It’s widely accepted that access to more information about companies enables investors to make better decisions on buying and selling stocks. That’s one good reason securities regulators around the world require publicly traded businesses to make all kinds of disclosures.
But divulging too much information can actually hurt profits, productivity, and innovation, according to Chicago Booth’s Philip G. Berger, along with Stanford’s Jung Ho Choi and Southern Methodist University’s Sorabh Tomar (both graduates of Booth’s PhD Program). They studied what happened when South Korean regulators scaled back reporting requirements related to the biggest expense item in corporate income statements, cost of sales (CoS). The results suggest that not having to report as much detail gave companies an added incentive to innovate, knowing that competitors couldn’t simply read the financial statements and copy cost-side innovations. Productivity and profits rose for businesses that divulged less, according to the study.
The findings may give pause to regulators including the United States’ Financial Accounting Standards Board and the International Accounting Standards Board, which have been pushing to require publicly traded enterprises to break out—or disaggregate—more information about operating expenses.
“Our results should be of interest to these standard setters,” Berger says. “Although their objective of ‘decision usefulness’ is couched in terms of investors, we illustrate that firms themselves use disaggregated CoS information to keep up with competitors.” Not having to divulge such data “helps firms protect and cultivate cost innovations,” the researchers write.

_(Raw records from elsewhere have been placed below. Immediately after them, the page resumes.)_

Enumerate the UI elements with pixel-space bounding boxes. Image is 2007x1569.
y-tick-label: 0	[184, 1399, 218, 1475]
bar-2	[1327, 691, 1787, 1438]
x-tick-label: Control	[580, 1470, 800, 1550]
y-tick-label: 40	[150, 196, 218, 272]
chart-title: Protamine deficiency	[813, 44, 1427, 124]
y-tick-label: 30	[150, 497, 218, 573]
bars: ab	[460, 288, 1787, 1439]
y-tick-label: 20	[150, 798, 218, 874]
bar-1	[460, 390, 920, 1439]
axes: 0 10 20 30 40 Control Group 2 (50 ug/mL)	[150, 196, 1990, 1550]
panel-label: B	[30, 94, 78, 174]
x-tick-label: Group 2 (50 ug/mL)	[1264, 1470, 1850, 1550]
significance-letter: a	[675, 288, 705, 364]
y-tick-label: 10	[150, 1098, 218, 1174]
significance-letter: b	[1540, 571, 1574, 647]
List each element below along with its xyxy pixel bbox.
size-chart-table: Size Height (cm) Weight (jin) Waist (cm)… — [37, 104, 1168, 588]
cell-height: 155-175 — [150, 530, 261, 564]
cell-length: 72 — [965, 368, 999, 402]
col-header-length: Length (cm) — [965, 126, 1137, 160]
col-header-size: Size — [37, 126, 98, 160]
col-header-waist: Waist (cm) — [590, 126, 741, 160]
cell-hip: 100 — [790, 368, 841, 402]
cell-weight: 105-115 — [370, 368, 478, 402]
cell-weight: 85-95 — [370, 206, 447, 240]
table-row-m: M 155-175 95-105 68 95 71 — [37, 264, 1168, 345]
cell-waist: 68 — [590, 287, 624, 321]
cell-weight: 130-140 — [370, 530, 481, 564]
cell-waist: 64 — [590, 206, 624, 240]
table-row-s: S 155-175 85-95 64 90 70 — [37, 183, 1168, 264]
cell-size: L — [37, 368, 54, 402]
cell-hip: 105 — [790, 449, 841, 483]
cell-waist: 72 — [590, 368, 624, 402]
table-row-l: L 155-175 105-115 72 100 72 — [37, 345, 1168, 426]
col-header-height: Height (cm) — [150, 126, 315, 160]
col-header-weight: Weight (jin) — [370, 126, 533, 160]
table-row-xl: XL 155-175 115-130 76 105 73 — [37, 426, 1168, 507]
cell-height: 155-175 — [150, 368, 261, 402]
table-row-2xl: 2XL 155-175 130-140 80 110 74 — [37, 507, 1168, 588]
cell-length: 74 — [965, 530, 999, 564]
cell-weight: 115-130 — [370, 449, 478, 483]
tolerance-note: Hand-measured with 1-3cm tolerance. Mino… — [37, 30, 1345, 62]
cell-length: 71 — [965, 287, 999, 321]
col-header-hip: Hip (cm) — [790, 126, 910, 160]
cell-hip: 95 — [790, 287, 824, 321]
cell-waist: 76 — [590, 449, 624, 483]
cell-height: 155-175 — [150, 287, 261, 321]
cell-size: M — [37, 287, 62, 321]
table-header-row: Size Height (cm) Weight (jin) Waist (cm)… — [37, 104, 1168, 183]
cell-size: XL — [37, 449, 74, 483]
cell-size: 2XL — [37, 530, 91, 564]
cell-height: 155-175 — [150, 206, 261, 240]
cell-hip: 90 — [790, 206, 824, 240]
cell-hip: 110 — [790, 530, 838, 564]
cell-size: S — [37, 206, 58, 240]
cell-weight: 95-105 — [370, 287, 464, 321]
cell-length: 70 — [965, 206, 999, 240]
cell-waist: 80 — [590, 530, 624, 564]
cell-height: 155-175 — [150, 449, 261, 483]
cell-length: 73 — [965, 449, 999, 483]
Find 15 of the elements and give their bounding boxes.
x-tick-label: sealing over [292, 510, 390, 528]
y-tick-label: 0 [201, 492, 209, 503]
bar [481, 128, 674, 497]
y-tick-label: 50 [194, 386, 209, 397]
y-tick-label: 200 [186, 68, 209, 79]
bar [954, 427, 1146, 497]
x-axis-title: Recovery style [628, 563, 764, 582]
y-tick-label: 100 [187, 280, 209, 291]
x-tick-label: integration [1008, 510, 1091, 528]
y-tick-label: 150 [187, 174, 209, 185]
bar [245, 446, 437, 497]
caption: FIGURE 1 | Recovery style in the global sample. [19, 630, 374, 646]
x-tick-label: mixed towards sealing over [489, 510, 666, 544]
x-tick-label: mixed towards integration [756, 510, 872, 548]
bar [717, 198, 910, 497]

Until 2003, South Korea’s Financial Services Commission required publicly traded companies to report details about raw material, labor, and overhead costs. The commission made those disclosures optional starting in 2004. The regulator argued that the required reporting contained proprietary information and could place an excessive legal burden on public companies, the researchers write.
In their study, they analyzed the operational consequences for Korean companies that voluntarily continued reporting the information compared with those that didn’t. They gathered data from the annual reports of companies traded on the Korean Stock Exchange and the Korean Securities Dealers Automated Quotations system from the period when cost disaggregation was mandatory and from the later period when such disaggregation became voluntary.